Kedua gadis itu saling bertatapan kemudian mengangkat bahunya.

"Molla, kami baru menerimanya tadi pagi. Mungkin saja ini hadiah untuk Minyuli atau keponakannya yang perempuan itu. Siapa namanya, Hyuk-ah?"

"Sobin? Yah mungkin saja." Sanghyuk membuka kardus tersebut dan mulai mengecek apa saja yang ada di dalamnya, pakaian bayi untuk laki-laki dan perempuan, beberapa popok dan selimut, mainan-mainan, bubur bayi berbagai rasa, biskuit bayi, susu kaleng, ada beberapa cemilan juga untuk orang dewasa.

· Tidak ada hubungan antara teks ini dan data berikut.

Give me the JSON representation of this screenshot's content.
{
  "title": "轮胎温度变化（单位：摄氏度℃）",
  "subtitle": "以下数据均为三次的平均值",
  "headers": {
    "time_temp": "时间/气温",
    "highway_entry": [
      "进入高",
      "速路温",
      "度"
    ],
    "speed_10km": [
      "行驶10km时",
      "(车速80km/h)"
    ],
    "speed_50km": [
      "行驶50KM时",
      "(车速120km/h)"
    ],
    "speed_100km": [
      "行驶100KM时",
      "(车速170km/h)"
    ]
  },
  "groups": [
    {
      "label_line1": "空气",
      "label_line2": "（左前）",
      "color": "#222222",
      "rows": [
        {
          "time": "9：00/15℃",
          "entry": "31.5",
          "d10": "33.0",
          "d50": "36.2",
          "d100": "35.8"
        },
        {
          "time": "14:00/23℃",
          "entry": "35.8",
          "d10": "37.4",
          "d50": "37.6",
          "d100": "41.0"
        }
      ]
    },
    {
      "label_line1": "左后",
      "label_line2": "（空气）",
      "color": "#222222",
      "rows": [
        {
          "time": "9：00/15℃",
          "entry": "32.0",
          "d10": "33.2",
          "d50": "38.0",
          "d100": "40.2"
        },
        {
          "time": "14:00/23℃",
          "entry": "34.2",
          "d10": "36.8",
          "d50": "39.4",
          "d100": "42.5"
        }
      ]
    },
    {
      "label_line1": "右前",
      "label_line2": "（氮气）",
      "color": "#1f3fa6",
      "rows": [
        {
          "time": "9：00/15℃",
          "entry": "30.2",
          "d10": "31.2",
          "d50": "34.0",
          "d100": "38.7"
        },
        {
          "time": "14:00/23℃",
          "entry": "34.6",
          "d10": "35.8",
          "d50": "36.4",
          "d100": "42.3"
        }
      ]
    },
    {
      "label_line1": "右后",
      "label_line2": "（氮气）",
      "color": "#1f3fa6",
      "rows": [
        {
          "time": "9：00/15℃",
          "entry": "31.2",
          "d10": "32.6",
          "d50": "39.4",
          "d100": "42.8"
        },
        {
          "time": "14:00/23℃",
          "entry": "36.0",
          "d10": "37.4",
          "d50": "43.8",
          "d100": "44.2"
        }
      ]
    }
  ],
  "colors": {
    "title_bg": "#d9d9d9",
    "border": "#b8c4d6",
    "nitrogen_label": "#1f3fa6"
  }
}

"Yang ini tidak mungkin buat Sobin kan?" Kata Sanghyuk sembari tersenyum lebar. Kedua tangannya mengangkat, sekotak cupcake, keripik kentang dan kraker udang dari dalam kardus yang disambut Jaehwan dengan senang hati.

"Hah, dasar kalian itu memang kompak sekali kalau soal makanan." Hongbin menggelengkan kepalanya.

Sementara Jaehwan dan Sanghyuk mulai menggasak semua cemilan, Hongbin pergi ke kamar mandi. Entah kenapa udara dingin karena hujan membuatnya tiba-tiba ingin buang air.

.

.

Ting tong Ting tong

.

.
Hongbin cepat-cepat menyelesaikan urusannya di kamar mandi dan langsung berbelok ke arah pintu apartemen.

"Annyeong, Binnie."

"Neon wae yeogi isseo(Kenapa kau di sini)?" Hongbin masih berdiri di depan pintu apartemennya.

Wonshik tersenyum, "Aku merind-"

"Ah, bilang saja kau masih paranoid di studio sendirian." Hongbin memotong rayuan Wonshik.

"Hehe. Itu alasan keduanya." Wonshik memeluk gadis yang lebih pendek darinya mengajaknya masuk ke dalam, sebelah kakinya menutup pintu apartemen.

"Hakyeon-noona sudah pulang?" tanya Wonshik pada gadis yang dirangkulnya.

"Belum, mungkin besok atau lusa."

"Kok sepi sekali? Kau sendirian?"

"Ani. Ada Hyuk dan Jae-HAAAH?"

Hongbin kaget setengah mati, kemudian refleks memeluk Wonshik. Dia ingat sekali tadi Sanghyuk dan Jaehwan sedang duduk di dekat sofa sambil memakan snack yang mereka temukan di dalam kardus.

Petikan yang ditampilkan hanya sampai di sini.